33Je répondis : « Où et quand cela ? Pourquoi nos années sont-elles limitées et mauvaises ? » 34Il me répondit : « Ne te hâte pas plus que le Très-Haut, car toi, tu as à te hâter pour toi-même, mais le Très-Haut le fait pour beaucoup. 35N'est-ce pas à ces sujets que les âmes des justes dans leurs réservoirs ont interrogé en disant : Jusques à quand ai-je à espérer ainsi ? Quand récolterons-nous le fruit de notre récompense ? 36L'archange Hieremiel leur répondit : Lorsque sera complet le nombre de vos semblables. En effet, Dieu a pesé le monde dans sa balance, 37il a mesuré la mesure des temps, il a dénombré le nombre des temps ; il ne provoquera ni ébranlement ni agitation, avant que ne soit complète la mesure prédite. »

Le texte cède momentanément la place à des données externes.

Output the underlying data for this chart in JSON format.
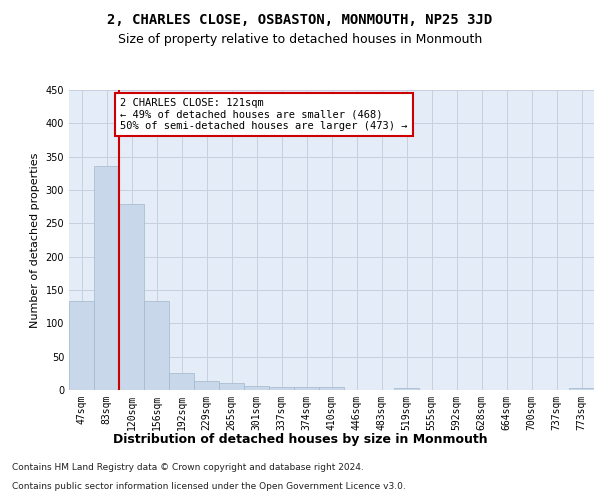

38Je répondis : « O Seigneur et Maître, mais nous aussi, nous sommes tous pleins d'impiété. 39Ne serait-ce pas à cause de nous qu'est entravée la moisson des justes, à cause des péchés des habitants de la terre ? » 40Il me répondit : « Va interroger la femme enceinte pour savoir si son sein peut encore retenir en lui le fœtus, quand ses neuf mois sont achevés. » 41Et je dis : « Elle ne le peut, Seigneur. » Il me dit : « Dans l'enfer, les réservoirs des âmes sont comparables au sein maternel. 42Car de même que celle qui enfante a hâte d'en finir avec la contrainte de l'enfantement, de même ces réservoirs ont hâte de restituer ce qui leur a été confié 43dès le commencement. Alors il te sera fait des révélations sur ce que tu désires voir. »

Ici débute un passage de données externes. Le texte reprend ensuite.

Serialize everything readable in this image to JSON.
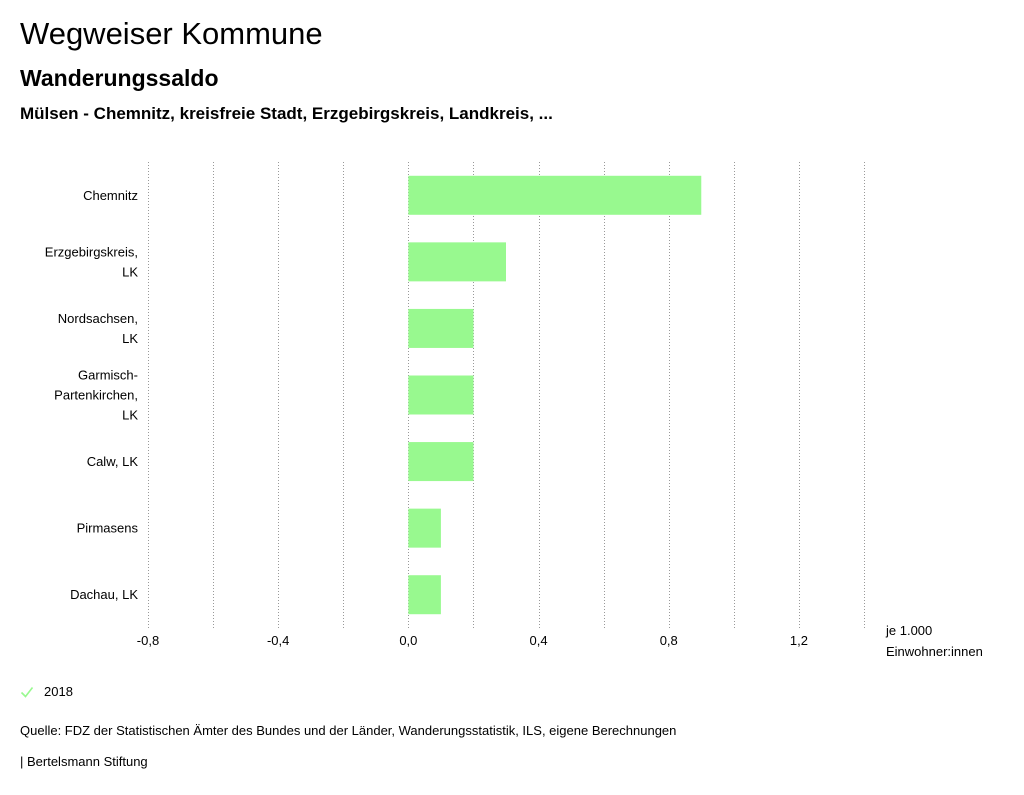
{
  "header": {
    "title": "Wegweiser Kommune",
    "subtitle": "Wanderungssaldo",
    "region": "Mülsen - Chemnitz, kreisfreie Stadt, Erzgebirgskreis, Landkreis, ..."
  },
  "chart_data": {
    "type": "bar",
    "orientation": "horizontal",
    "categories": [
      [
        "Chemnitz"
      ],
      [
        "Erzgebirgskreis,",
        "LK"
      ],
      [
        "Nordsachsen,",
        "LK"
      ],
      [
        "Garmisch-",
        "Partenkirchen,",
        "LK"
      ],
      [
        "Calw, LK"
      ],
      [
        "Pirmasens"
      ],
      [
        "Dachau, LK"
      ]
    ],
    "series": [
      {
        "name": "2018",
        "values": [
          0.9,
          0.3,
          0.2,
          0.2,
          0.2,
          0.1,
          0.1
        ]
      }
    ],
    "xlim": [
      -0.8,
      1.4
    ],
    "ticks": [
      -0.8,
      -0.4,
      0.0,
      0.4,
      0.8,
      1.2
    ],
    "tick_labels": [
      "-0,8",
      "-0,4",
      "0,0",
      "0,4",
      "0,8",
      "1,2"
    ],
    "gridlines": [
      -0.8,
      -0.6,
      -0.4,
      -0.2,
      0.0,
      0.2,
      0.4,
      0.6,
      0.8,
      1.0,
      1.2,
      1.4
    ],
    "grid": true,
    "unit_label": [
      "je 1.000",
      "Einwohner:innen"
    ],
    "bar_color": "#98f98f",
    "grid_color": "#999999"
  },
  "legend": {
    "label": "2018",
    "color": "#98f98f"
  },
  "footer": {
    "source": "Quelle: FDZ der Statistischen Ämter des Bundes und der Länder, Wanderungsstatistik, ILS, eigene Berechnungen",
    "credit": "| Bertelsmann Stiftung"
  }
}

44Je répondis : « Si j'ai trouvé grâce à tes yeux, si c'est possible et si j'en suis capable, 45montre-moi aussi ceci : y a-t-il plus de temps à venir que de temps passé ou s'est-il écoulé plus de temps avant nous ? 46Car je sais ce qui s'est écoulé, mais j'ignore ce qui est à venir. » 47Il me dit : « Tiens-toi à ma droite et je vais te montrer l'interprétation d'une parabole. »
48Je me tins là et je vis : voici qu'une fournaise ardente passa devant moi ; or une fois la flamme passée, je vis et voici qu'il subsistait de la fumée. 49Ensuite un nuage plein d'eau passa devant moi et il déversa une grande pluie avec violence et, une fois passée la violence de la pluie, il resta des gouttes. 50Il me dit : « Réfléchis pour ton compte : de même que la pluie surpasse les gouttes et que le feu surpasse la fumée, de même la mesure du passé l'a largement emporté ; il subsiste néanmoins des gouttes et de la fumée. »
Les signes de la fin des temps
51Je priai et je dis : « Penses-tu que je vivrai jusqu'à ces jours-là ? Qui sera là en ces jours ? » 52Il me répondit : « Concernant les signes sur lesquels tu m'interroges, je peux t'en dire une partie, mais concernant ta vie, je n'ai pas été envoyé pour te le dire et je ne le sais pas.